Bu süreçte Kapıköy Sınır Kapısı’nın kapalı olması da Van’da birçok kesimi etkilemiştir. Buna rağmen trenlerle İran’la kontrollü bir ticaret sürdürülmeye çalışılmıştır. Fakat bir gecede getirilen yüzde 300’lük baskın vergi, hem tüccarı mağdur etmiş hem de tonlarca karpuzun vagonlarda çürümesine neden olmuştur. Salgın sürecinde Van’da işsizliğin boyutları ise 306 işçinin kazanılmış haklarına rağmen mağdur edilmesiyle trajik bir hal almıştır. Çünkü mahkeme kararlarına rağmen işçiler, işlerine iade edilmediği gibi uzayan süreçte bir işçi intihar etmiştir. Bugün de işçiler, seslerini duyurmaya çalışırken yetkililerin tutumu, Van’da işsizliği beslemeye ve krizi derinleştirmeye dönük bir amacın parçası olmaktadır.

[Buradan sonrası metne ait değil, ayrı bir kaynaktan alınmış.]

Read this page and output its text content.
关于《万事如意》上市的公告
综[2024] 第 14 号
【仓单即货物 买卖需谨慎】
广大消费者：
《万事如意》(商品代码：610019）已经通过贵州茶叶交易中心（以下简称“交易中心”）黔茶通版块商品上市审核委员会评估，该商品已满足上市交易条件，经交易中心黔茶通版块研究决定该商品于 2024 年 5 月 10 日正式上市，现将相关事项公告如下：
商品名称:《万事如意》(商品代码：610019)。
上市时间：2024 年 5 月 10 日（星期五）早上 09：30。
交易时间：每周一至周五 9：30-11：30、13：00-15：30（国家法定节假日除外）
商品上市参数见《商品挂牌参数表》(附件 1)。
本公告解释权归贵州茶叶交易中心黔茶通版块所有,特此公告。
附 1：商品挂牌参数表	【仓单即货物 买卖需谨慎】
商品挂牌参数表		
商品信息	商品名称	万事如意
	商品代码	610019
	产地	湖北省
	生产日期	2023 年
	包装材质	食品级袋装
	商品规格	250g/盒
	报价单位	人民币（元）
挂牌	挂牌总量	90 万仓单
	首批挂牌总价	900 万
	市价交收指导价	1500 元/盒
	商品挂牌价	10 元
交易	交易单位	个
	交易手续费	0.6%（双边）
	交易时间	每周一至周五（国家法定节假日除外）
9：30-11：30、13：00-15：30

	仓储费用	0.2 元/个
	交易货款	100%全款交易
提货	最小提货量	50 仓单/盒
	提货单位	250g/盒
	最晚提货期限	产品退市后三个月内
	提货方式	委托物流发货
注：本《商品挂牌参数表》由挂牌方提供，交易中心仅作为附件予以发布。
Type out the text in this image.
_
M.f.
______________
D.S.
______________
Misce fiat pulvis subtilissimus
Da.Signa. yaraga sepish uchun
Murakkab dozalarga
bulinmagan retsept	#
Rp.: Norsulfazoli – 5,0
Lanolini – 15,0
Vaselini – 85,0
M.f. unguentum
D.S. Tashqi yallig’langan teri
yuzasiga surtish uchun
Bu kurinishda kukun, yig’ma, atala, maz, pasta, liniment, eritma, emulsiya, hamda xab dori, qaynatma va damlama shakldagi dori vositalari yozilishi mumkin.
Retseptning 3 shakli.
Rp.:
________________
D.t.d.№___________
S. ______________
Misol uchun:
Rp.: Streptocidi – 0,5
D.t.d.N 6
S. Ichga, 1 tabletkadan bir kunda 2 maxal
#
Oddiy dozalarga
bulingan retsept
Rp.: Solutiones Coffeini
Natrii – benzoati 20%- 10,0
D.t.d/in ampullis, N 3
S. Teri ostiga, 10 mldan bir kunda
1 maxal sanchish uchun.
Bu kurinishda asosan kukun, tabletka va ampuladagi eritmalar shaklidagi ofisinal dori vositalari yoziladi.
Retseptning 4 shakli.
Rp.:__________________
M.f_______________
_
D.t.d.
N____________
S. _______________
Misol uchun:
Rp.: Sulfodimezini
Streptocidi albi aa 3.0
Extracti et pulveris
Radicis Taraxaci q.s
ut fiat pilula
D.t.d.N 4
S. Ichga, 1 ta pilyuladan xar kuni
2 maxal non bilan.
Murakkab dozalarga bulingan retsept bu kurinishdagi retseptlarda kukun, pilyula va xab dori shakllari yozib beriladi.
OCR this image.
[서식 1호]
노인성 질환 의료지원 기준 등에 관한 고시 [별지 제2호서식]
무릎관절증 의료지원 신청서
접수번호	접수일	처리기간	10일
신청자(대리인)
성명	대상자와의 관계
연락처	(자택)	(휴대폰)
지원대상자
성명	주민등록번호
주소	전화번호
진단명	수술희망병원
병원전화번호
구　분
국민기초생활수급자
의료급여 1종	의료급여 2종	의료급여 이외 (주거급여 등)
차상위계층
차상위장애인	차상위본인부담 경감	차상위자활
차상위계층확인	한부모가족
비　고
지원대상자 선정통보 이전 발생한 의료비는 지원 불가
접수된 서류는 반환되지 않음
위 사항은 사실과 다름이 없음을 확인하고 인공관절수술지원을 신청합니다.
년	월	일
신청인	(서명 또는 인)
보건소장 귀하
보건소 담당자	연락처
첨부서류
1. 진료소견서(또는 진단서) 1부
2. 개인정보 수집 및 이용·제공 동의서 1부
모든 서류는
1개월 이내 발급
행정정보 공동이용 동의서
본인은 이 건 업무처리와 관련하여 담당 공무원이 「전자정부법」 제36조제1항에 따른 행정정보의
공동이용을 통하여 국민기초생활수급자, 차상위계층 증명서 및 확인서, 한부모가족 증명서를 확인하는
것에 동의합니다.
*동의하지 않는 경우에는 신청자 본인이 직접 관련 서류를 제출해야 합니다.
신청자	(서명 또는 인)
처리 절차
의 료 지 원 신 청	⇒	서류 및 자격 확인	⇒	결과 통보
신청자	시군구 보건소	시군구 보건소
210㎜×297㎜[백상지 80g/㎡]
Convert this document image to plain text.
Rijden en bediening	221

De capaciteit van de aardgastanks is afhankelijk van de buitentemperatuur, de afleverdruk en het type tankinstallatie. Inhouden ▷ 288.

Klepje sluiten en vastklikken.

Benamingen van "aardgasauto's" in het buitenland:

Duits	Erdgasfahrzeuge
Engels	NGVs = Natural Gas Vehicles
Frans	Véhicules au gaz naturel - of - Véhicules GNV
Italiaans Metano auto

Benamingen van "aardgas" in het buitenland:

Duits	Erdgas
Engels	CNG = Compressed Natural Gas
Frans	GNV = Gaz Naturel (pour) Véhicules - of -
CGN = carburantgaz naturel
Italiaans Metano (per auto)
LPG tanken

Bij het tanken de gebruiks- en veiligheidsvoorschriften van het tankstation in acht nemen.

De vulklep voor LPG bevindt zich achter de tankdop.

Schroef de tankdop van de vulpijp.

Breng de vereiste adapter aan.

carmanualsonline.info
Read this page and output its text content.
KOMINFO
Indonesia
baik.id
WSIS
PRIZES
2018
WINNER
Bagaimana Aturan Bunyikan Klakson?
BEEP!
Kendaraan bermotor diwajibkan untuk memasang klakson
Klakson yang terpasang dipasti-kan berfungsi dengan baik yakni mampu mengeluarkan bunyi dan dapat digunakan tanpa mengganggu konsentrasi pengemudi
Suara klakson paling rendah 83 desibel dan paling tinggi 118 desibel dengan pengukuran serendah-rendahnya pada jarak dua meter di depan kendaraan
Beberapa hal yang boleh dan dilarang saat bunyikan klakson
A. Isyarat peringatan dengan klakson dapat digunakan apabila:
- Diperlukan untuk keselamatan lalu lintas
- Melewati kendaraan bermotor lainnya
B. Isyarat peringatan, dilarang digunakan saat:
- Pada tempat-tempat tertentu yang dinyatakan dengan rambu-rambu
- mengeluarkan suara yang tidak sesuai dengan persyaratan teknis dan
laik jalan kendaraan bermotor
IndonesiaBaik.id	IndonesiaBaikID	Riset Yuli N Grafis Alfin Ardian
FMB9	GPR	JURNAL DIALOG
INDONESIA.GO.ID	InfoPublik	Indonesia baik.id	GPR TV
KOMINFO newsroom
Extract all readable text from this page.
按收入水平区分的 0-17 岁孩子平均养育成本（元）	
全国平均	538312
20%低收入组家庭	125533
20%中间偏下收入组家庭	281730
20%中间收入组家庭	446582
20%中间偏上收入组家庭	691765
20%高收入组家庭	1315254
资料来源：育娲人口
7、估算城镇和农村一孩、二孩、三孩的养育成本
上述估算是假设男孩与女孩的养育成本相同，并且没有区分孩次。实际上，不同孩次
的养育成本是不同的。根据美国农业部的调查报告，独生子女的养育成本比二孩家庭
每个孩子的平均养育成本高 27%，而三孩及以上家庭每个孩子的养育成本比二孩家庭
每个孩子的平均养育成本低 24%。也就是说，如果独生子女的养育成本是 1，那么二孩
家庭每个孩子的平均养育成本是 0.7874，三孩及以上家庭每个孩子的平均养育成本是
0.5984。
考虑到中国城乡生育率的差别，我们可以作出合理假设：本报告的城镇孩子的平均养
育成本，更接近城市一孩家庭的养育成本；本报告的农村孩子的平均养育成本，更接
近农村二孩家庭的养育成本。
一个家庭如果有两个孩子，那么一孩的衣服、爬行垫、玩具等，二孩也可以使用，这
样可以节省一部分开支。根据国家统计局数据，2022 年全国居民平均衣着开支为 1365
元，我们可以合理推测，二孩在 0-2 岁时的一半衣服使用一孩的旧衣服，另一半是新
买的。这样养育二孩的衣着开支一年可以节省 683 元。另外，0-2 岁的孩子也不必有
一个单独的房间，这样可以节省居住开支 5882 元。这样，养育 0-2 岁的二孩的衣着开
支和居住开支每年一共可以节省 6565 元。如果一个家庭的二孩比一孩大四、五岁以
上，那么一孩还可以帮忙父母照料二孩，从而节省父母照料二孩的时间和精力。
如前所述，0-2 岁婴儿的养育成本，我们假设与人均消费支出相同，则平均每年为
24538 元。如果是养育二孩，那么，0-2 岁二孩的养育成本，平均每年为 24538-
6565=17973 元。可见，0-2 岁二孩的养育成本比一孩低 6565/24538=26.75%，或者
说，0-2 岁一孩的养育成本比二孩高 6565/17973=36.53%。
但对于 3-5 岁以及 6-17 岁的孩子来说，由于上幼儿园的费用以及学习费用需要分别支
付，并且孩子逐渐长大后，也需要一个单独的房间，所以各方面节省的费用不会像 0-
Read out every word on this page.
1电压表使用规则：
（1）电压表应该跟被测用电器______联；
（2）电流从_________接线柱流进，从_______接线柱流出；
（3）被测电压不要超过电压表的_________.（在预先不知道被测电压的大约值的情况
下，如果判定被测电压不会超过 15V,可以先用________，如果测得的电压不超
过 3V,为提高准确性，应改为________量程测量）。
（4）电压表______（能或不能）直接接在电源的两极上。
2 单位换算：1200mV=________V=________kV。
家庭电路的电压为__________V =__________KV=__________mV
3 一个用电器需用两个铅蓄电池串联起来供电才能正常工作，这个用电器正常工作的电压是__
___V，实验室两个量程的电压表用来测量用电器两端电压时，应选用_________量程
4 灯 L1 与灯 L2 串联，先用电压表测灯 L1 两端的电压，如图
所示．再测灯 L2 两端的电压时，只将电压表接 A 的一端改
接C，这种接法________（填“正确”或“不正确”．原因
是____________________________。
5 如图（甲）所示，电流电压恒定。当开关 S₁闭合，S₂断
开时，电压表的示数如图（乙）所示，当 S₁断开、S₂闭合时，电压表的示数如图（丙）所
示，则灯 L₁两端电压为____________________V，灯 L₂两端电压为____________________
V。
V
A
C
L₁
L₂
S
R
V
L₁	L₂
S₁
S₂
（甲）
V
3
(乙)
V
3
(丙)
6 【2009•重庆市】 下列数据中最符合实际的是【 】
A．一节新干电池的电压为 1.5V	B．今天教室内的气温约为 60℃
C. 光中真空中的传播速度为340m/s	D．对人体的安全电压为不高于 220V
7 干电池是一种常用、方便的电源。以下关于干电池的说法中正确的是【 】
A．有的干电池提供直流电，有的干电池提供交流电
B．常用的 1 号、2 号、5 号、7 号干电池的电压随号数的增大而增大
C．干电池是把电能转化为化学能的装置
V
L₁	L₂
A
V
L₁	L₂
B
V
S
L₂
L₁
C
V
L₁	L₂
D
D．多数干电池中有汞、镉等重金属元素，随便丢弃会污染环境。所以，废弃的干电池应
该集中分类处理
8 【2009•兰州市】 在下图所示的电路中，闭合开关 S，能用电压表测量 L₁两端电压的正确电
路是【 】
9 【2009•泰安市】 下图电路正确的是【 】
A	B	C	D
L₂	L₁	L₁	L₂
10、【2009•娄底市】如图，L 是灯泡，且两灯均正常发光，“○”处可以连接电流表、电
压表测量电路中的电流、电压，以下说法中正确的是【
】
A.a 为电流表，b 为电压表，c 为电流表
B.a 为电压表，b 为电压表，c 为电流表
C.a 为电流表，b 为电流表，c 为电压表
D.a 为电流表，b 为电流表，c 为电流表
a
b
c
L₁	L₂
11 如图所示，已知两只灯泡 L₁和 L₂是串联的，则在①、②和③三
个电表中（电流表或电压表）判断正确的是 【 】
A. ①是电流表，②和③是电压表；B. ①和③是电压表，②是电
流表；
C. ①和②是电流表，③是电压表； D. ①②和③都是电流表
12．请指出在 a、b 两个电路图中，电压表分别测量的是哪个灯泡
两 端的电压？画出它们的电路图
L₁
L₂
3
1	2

Sonuç olarak; salgın sonrasına dönük araştırmalar, yoksulluğun ve işsizliğin artacağı yönündedir. Özellikle temel işletmeleri “esnaf” niteliğinde olan Van’da bir dip kriz hali mevcuttur. Çünkü KOBİ’lerin salgından dolayı faaliyetleri durmuş olsa da sabit giderleri sürekli olarak artış göstermektedir. Dolayısıyla her an kira ve aidat giderleri, sosyal güvenlik primleri, elektrik – su – internet – doğalgaz faturaları, muhasebe ve yönetim giderleri artmaya devam etmektedir. Bu nedenle Koronavirüs sürecinde Van’da esnafın ve tüccarın karşılaştığı ekonomik ve sosyal sorunların araştırılarak gereken adımların atılması amacıyla Meclis araştırması açılması elzemdir.”